Figure 7. reph loss-of-function suggests cell autonomous regulation of Eph expression.

A requirement for reph in optic lobe development was assessed by generating homozygous somatic reph^k8617A clones by the FLP, FRT method. Mutant clones were marked by loss of expression of an arm-lacZ reporter (anti-βgal, red in B, blue in C and D). Overall optic lobe architecture was revealed by anti-HRP staining (green color in all panels, shown alone in A′ and B′). A,A′,A″) A wild type specimen illustrating the normal distribution of Eph expression in the lamina.

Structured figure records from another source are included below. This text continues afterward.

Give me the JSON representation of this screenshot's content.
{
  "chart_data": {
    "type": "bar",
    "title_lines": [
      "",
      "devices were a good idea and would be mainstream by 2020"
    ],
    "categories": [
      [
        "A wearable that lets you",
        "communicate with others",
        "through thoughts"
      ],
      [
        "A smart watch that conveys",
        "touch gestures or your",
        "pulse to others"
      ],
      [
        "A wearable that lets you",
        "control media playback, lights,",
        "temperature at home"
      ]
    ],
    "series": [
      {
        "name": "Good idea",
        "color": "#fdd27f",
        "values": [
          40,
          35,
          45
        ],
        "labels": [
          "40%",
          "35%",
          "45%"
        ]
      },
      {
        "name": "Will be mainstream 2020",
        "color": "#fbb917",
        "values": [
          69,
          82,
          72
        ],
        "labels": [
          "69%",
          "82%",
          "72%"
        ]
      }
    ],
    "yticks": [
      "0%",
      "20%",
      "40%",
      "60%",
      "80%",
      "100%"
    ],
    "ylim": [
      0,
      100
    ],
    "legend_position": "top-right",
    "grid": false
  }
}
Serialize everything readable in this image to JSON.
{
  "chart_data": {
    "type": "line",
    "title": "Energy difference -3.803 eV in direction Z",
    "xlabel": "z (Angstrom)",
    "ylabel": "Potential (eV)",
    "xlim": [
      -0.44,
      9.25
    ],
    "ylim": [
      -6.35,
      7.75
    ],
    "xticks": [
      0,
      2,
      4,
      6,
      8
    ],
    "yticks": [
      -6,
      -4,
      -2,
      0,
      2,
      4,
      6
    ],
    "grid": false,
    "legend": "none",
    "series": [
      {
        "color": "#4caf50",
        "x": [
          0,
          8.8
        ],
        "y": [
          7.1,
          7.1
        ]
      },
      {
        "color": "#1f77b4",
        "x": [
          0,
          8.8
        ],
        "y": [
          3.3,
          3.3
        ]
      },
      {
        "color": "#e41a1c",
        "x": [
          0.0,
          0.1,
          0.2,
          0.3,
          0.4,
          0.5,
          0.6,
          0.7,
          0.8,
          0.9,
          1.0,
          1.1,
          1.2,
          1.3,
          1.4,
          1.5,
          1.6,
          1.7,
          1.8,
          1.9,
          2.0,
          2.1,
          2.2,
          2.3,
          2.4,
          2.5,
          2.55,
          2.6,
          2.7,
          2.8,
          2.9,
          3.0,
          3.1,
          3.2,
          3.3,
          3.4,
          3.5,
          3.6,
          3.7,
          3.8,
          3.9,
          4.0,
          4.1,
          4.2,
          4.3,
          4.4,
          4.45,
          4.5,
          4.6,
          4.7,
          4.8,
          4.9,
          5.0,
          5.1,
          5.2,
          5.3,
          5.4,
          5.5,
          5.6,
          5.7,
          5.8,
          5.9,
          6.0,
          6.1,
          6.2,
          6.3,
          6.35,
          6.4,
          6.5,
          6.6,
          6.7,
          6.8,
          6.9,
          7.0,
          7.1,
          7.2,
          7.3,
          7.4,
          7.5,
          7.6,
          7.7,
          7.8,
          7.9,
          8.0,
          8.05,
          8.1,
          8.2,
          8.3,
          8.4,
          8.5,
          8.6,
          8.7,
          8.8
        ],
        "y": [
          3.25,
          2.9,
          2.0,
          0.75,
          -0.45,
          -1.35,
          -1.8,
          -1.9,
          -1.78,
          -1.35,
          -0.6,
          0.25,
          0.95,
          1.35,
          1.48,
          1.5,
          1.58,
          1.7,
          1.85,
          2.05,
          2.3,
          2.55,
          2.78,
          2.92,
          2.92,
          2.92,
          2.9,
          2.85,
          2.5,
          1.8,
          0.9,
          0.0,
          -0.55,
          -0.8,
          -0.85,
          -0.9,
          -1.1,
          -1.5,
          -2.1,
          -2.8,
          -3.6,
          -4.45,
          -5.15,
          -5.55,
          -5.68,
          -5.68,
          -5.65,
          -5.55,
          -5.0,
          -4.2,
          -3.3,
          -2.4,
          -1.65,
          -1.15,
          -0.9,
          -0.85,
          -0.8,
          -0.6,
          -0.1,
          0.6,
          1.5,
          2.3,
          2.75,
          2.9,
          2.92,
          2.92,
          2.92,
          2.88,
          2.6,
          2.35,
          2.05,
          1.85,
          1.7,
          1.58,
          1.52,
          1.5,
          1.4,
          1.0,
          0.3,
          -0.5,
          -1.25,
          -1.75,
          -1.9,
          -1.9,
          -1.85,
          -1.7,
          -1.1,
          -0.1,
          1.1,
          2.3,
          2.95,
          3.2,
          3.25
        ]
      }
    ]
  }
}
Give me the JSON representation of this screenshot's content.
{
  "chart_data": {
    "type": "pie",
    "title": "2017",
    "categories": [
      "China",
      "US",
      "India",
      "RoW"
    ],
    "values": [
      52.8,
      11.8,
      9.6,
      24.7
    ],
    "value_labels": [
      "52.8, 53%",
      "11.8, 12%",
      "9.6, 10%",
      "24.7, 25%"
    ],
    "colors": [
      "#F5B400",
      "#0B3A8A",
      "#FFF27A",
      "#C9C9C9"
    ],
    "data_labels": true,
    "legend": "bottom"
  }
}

B,B′,B″) A specimen harboring a homozygous reph^k8617A clone (white or yellow outlines) along the ventral margin of the lamina displayed reduced Eph expression (anti-Eph, blue in B, shown alone in B″) and incomplete LF formation (red arrowhead in B′). To assess potential pleiotrophic effects of reph^k8617A on lamina development, reph^k8617A clones were stained for dachshund, a marker of lamina neurogenesis (anti-Dac, red color in C and D, shown alone in C″ and D″). C,C′,C″) A wild type specimen highlighting Dac expression in the lamina. D,D′,D″) In the specimen shown, a large reph^k8617A clone encompassed most of the ventral lamina (yellow outline) indicated by loss of lac-Z staining (blue). Dac expression was normal within the clone. Dorsal is up and ventral is down in all panels. Abbreviations: lamina (lam), lamina furrow (LF), lobula (lob). Yellow bars in A″–D″ indicate the position of the midline.